2. Jangan Menjawab dengan Sepihak
Jika kamu sudah memiliki pasangan dan menjalin sebuah hubungan, maka jangan menjawab sendirian saat ditanya kapan menikah.
Dr Hertlein menyarankan untuk menunda menjawab apa pun sebelum berdiskusi dengan pasangan. Sebab, beberapa anggota keluarga mungkin berupaya memecah belah dan menyudutkan satu orang saat mereka sendirian.
"Pastikan Anda mencerminkan batasan yang Anda miliki sebagai pasangan," ujarnya.
3. Jangan Takut untuk Menetapkan Batasan Fisik
Meskipun tidak ideal bagi norma di beberapa daerah, tapi jika anggota keluarga tidak menghormati batasan verbal, menetapkan batasan fisik juga diperlukan.
Seorang terapis di Manhattan, Dr Irina Firstein, mengatakan bahwa keputusan untuk menjauh dari anggota keluarga tertentu tidak harus bersifat permanen.

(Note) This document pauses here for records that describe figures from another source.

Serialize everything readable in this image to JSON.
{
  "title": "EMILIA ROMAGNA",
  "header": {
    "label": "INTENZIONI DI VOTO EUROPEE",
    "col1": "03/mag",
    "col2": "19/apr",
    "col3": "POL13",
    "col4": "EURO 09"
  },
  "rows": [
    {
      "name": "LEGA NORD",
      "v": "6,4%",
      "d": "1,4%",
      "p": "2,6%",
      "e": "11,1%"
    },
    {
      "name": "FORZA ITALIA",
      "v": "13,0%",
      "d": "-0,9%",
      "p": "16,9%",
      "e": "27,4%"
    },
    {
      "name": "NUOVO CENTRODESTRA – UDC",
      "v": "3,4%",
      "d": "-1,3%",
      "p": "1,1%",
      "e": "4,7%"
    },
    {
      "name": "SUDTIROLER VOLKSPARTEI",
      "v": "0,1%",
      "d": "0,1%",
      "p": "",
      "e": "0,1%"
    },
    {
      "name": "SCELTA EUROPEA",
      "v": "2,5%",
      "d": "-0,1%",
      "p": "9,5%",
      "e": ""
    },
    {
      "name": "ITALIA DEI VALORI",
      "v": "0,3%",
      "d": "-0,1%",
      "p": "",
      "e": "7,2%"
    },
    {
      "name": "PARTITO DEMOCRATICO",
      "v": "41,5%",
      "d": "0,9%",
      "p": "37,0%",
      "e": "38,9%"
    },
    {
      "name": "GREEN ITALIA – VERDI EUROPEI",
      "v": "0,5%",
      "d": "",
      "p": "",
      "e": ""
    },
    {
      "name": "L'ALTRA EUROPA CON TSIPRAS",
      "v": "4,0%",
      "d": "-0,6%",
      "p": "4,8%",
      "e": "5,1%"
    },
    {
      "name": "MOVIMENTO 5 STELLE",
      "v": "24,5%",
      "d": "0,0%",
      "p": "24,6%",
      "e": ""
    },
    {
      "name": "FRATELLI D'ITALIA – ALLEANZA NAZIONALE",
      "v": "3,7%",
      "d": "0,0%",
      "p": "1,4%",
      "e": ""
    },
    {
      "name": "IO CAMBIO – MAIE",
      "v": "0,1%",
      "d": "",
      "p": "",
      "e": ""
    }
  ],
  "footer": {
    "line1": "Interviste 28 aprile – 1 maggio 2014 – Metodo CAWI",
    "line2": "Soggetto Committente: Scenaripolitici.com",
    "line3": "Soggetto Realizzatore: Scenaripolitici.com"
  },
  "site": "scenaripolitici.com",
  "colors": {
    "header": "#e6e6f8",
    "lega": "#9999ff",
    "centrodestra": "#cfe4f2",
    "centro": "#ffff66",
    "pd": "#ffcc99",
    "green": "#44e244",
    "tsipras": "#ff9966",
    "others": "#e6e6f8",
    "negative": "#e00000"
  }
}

Hal ini mungkin perlu hanya untuk menyelamatkan suatu hubungan.
4. Beranikan Diri untuk Berkomunikasi dengan Keluarga dan Teman
Menurut psikolog Divya Pathak, jika tekanan dari teman dan keluarga terlalu berat untuk ditangani, duduklah dan ajak mereka berbicara bahwa pertanyaan terus-menerus untuk menikah bisa memengaruhi kesehatan mental.
5. Pahami Tujuan Hidup dan Yakin dengan Pilihan Anda
Setiap orang perlu memahami bahwa tujuan orang dalam hidup itu berbeda-beda, termasuk dalam hal menikah. Alih-alih tertekan saat ditanya soal pernikahan, jawablah tujuan hidup kita kepada keluarga atau orang-orang terdekat.
Banyak orang ingin menempuh pendidikan tinggi sebelum menikah, banyak orang ingin belajar sampai usia dewasa tertentu, dan sebagainya.
Jadi, cobalah pelajari apa tujuan hidup kita sehingga pertanyaan berisik tentang menikah tidak memengaruhi kita sama sekali.